“You skipped the part about your sex drive. I want to know if you’re a horny fucker or if you’re more content with once or twice a week,” I point out.
“I guess it kind of depends on my partner. If I’m super attracted to them, I want it more often.”
I push myself up so that I’m on my knees and drag my hand down my bare chest and abs. “You’re attracted to this, aren’t you?”
He huffs. “Seriously, Keno. You’re ridiculous.”
Grinning, I sit back on my haunches. “You missed two questions. Sex acts and cuddles.”
“I don’t know what sex acts you’re referring to,” he answers warily.
“Well, there’s the basics like bjs and handies and shit. I think there are probably more.”
“Basics, yeah. I don’t see why not. And cuddling, yes, too. I’m good with cuddles.”
I nod, finding I’m stuck in his eyes. Staring at him. Am I really considering this? It’s insane, isn’t it? A foolish idea. I know I suggested that it’s smarter to marry someone you’re completely compatible with instead of on your fickle ability to fall in love with someone, but… I’m torn.
Etna’s right. I think if we’re open to it, we could love each other that way easily enough. If I’m willing to be honest and examine what’s between us, I’m sure I’d find we would probably be halfway there if we weren’t so deeply surrounded by a heteronormative culture that screams at us from all angles—billboards, commercials, Hallmark movies, songs, social media, fairy tales...
If the world were a queer-accepting society, I’m pretty sure we’d have fallen in love hard and fast.
So why am I hesitating? Is it the gay sex thing? It is, isn’t it? Drunk kissing a dude is one thing. Other stuff is a little… daunting.
But I’m not horrified by the idea or turned off by the eventuality. As long as I keep in mind that it’s Etna.
“What else?” Etna asks, his voice quiet. “What other concerns do you have?”

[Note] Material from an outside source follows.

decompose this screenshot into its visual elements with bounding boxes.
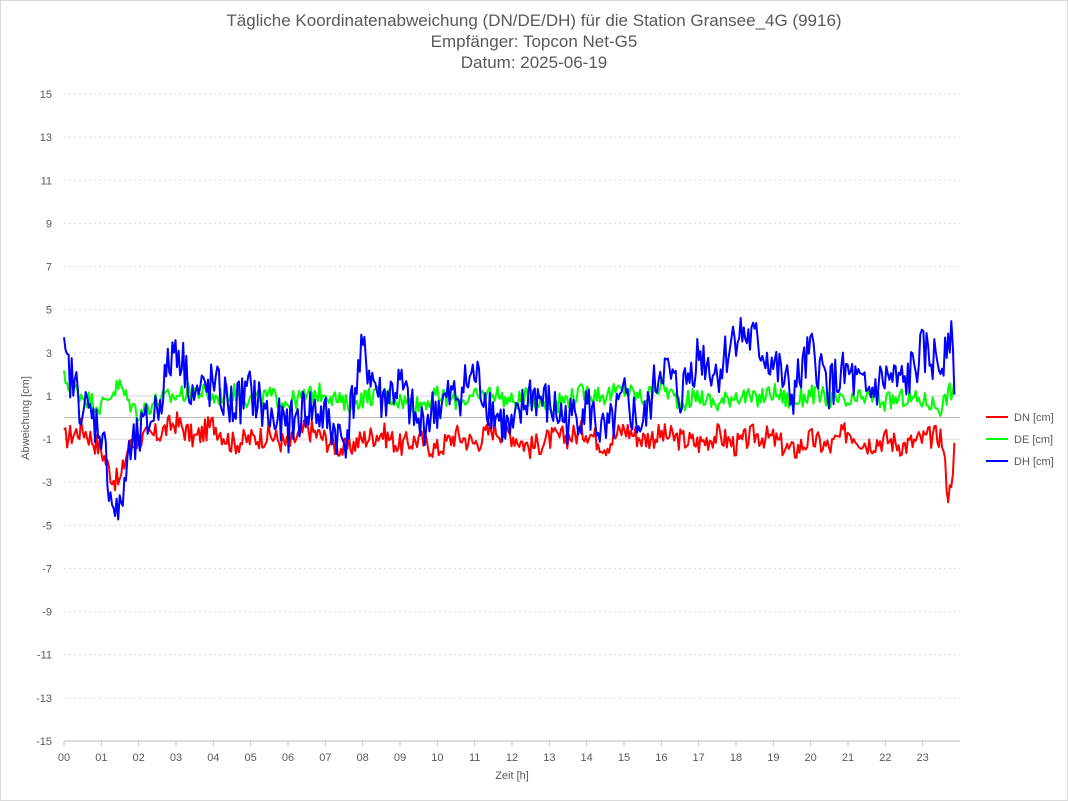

Shaking my head, I whisper, “I don’t know. I just… This doesn’t feel real right now. I hadn’t meant for you to take it seriously and I’m kind of honored that you are. With me! I think I’m hesitating for the same reasons I dread trade season. I’m afraid of something screwing up what we have now.”
Etna nods. “I know that feeling. But Keno, what if it gets better?”
“Is that even possible?”
He smirks. “We are sans orgasms right now. Just saying.”
I laugh. Fucking guy.
A knock on our door makes us drop the subject. I glance at the clock and sigh. We made plans with the guys to shoot some zombies tonight. No doubt that’s them.

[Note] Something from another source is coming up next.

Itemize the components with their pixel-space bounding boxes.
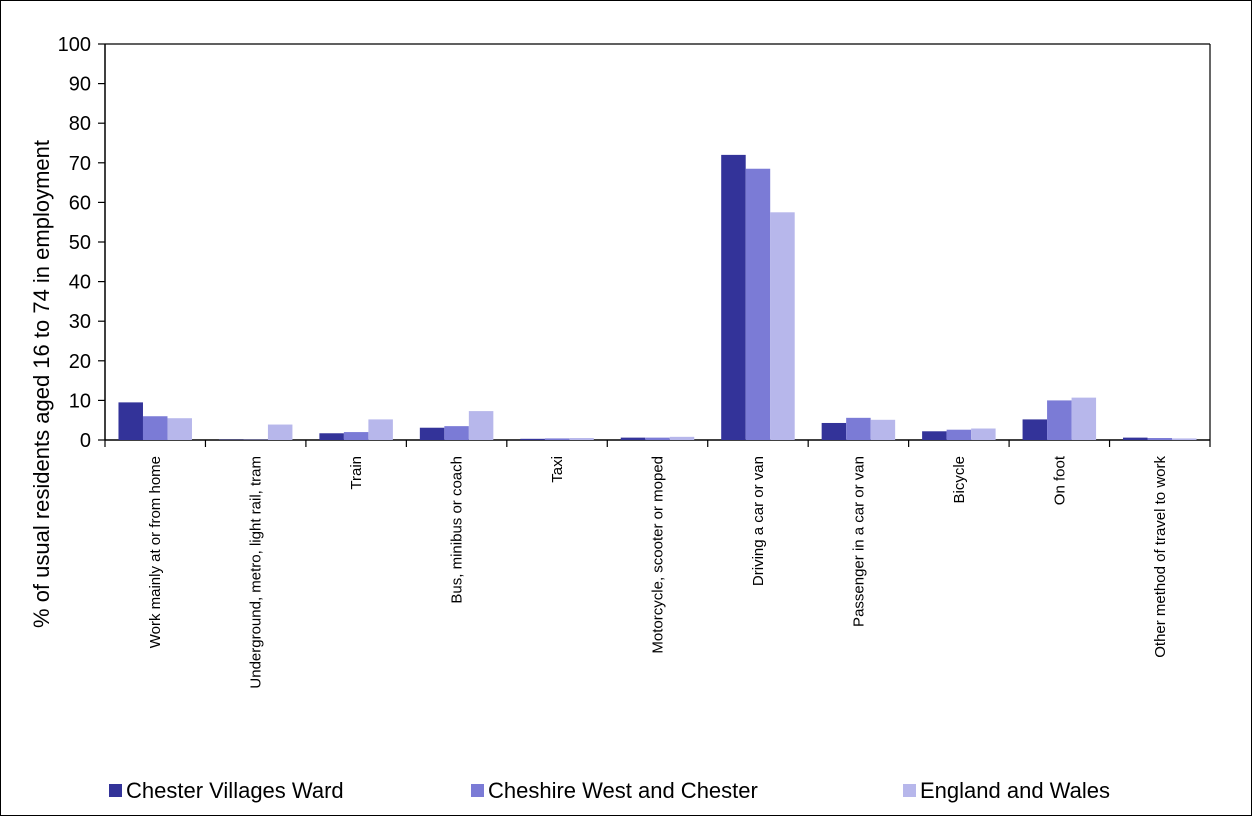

I back off the bed and head for the door. This is why I’m in bed pants and Etna’s in shorts and a tank. I suppose even that should be telling about how comfortable we are around each other. Usually, when we know it’s just us for the night, we’re in our underwear. I wonder if we’ll sleep naked if we get married.
To accommodate all the sex, we’ll have to. It’s mandatory. It’s going in our vows.
Does that mean I’m agreeing?
I open the door to Horny and Julian. Letting them in, I’m stopped from shutting it again when I hear Hilt hollering from down the hall as he jogs from the elevator. He shuts the door behind him as I crawl back onto the bed to lean against theheadboard with Etna. Hilt shoves my pillows out of the way and shoves me aside.
“I’m old. I need the bed.”
“You best keep your gas to yourself, then. That’s where my head goes,” I mutter, sliding closer to Etna. I ignore the way my palms sweat when my leg brushes his.
This isn’t new. We sit close all the time. Just get a fucking grip. Nothing has changed between us.
Except everything has and might continue to.
If we decide against this, will our friendship recover? I take a breath and let it out slowly. Stop overthinking. For right now, all we’re thinking about is killing zombies.
When I bring my legs under me, my left leg presses against Etna’s. For a second, I’m stiff as I determine whether it’s appropriate. Have I cared before?